Viraja girdikçe içine dönenlerden olabilir misiniz?
şöyle bir bakındım, ‘yolda olmak’la ilgili psikolojik bir inceleme bulamadım.
araba kullanmak, trafik, tatil, yeni yerler keşfetmek vs. hepsini incik cıncık etmişler
ama yolda olmayı dert etmemişler. amaç değil araç göründüğünden belki, bilmiyorum.
zaman’ın gittikçe kıymetlendiği günümüzde, sürat her şeyden önemli.
iş, aşk, yemek, yol fark etmiyor, hepsi çabuk tüketiliyor.
mevzu bahis şehir içinde, gündelik ulaşım olduğunda ‘ışınlanma’nın keşfini en ön sırada bekleyenlerden olsam da ‘uzun yol’dan bahsediyorsak eğer hemen renk değiştiriyorum.

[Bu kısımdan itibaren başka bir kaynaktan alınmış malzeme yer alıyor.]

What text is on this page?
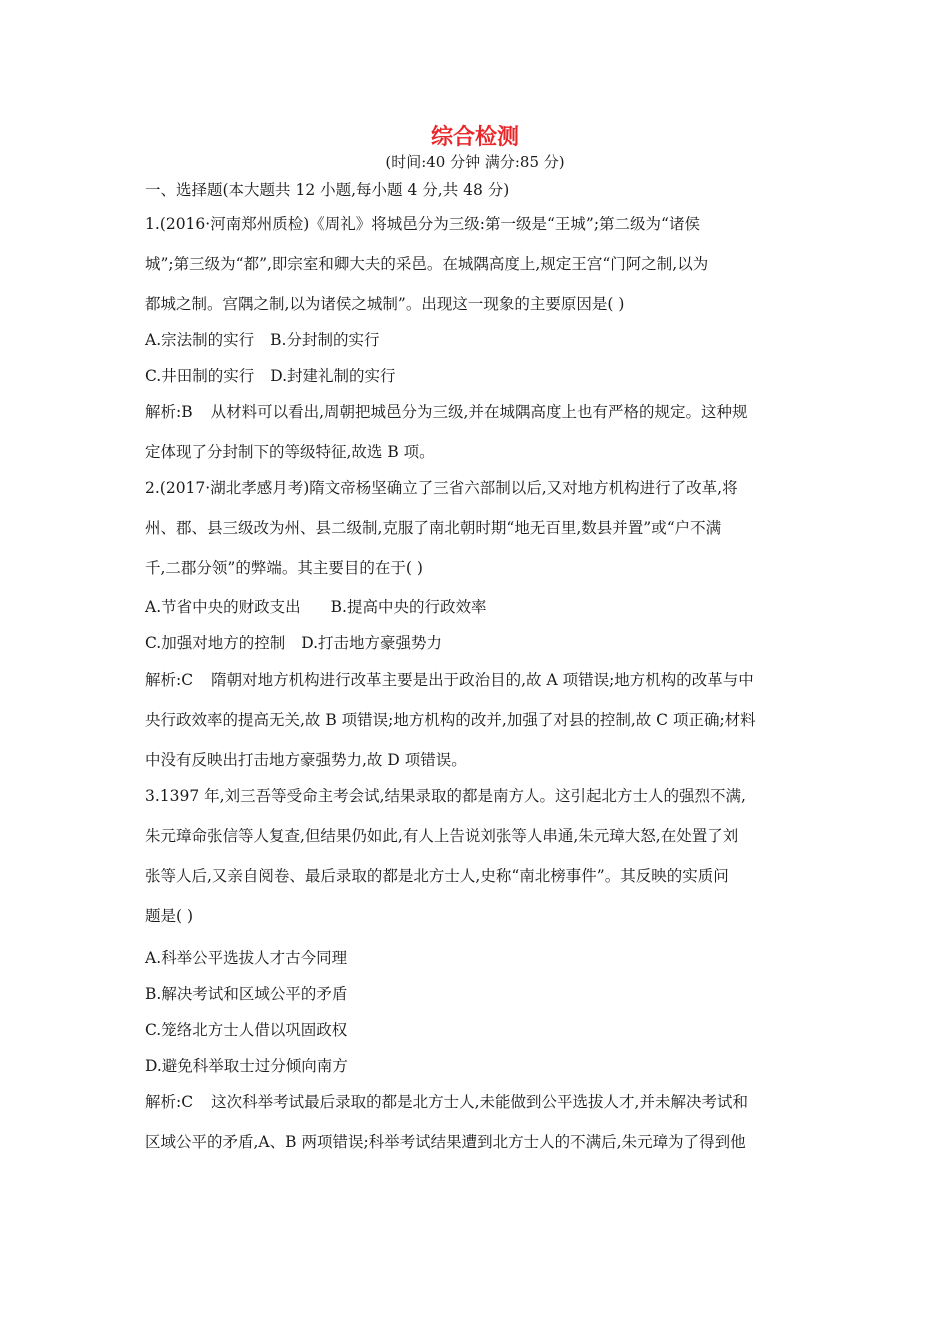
综合检测
(时间:40 分钟 满分:85 分)
一、选择题(本大题共 12 小题,每小题 4 分,共 48 分)
1.(2016·河南郑州质检)《周礼》将城邑分为三级:第一级是“王城”;第二级为“诸侯
城”;第三级为“都”,即宗室和卿大夫的采邑。在城隅高度上,规定王宫“门阿之制,以为
都城之制。宫隅之制,以为诸侯之城制”。出现这一现象的主要原因是( )
A.宗法制的实行 B.分封制的实行
C.井田制的实行 D.封建礼制的实行
解析:B 从材料可以看出,周朝把城邑分为三级,并在城隅高度上也有严格的规定。这种规
定体现了分封制下的等级特征,故选 B 项。
2.(2017·湖北孝感月考)隋文帝杨坚确立了三省六部制以后,又对地方机构进行了改革,将
州、郡、县三级改为州、县二级制,克服了南北朝时期“地无百里,数县并置”或“户不满
千,二郡分领”的弊端。其主要目的在于( )
A.节省中央的财政支出 B.提高中央的行政效率
C.加强对地方的控制 D.打击地方豪强势力
解析:C 隋朝对地方机构进行改革主要是出于政治目的,故 A 项错误;地方机构的改革与中
央行政效率的提高无关,故 B 项错误;地方机构的改并,加强了对县的控制,故 C 项正确;材料
中没有反映出打击地方豪强势力,故 D 项错误。
3.1397 年,刘三吾等受命主考会试,结果录取的都是南方人。这引起北方士人的强烈不满,
朱元璋命张信等人复查,但结果仍如此,有人上告说刘张等人串通,朱元璋大怒,在处置了刘
张等人后,又亲自阅卷、最后录取的都是北方士人,史称“南北榜事件”。其反映的实质问
题是( )
A.科举公平选拔人才古今同理
B.解决考试和区域公平的矛盾
C.笼络北方士人借以巩固政权
D.避免科举取士过分倾向南方
解析:C 这次科举考试最后录取的都是北方士人,未能做到公平选拔人才,并未解决考试和
区域公平的矛盾,A、B 两项错误;科举考试结果遭到北方士人的不满后,朱元璋为了得到他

gece çıkılan yollar geliyor aklıma…
bir yerden sonra çekmeyen radyo,
kısık gözlerle kesilen km levhaları,
yerel marketlerden alınan ılık meşrubatlar,
son anda verilen ihtiyaç molaları,
varsa –lütfen olsun- dağ çeşmeleri…
viraja girdikçe içine dönenlerden olabilir misiniz?
yola çıktığınız nokta ile varacağınız nokta arasındaki doğruda
kendini dokunulmaz hissedenlerden?
geride bıraktığınız ya da varacağınızdan uzak..
yani gerçek olandan uzak,
masallara yakın,
bir çocuğun bitmek bilmeyen oyunlarını sığdırmaya çalıştığı öğle teneffüsleri kadar
soluksuz bırakıyor mu yollar sizi de?
zaman kaybı değil de zaman kazancı mı?
akla düştüğünde bile mahalle esnafının günü karla kapatan sırıtışı mı?
uzağa gitmekten bahsederken aklınızdaki mesafe ne kadar?
bilmediğiniz bir coğrafya yeterli mi;
yoksa iklim, lisan, zaman bile değişmeli mi?
ve bir yol arkadaşına ihtiyacınız var mı?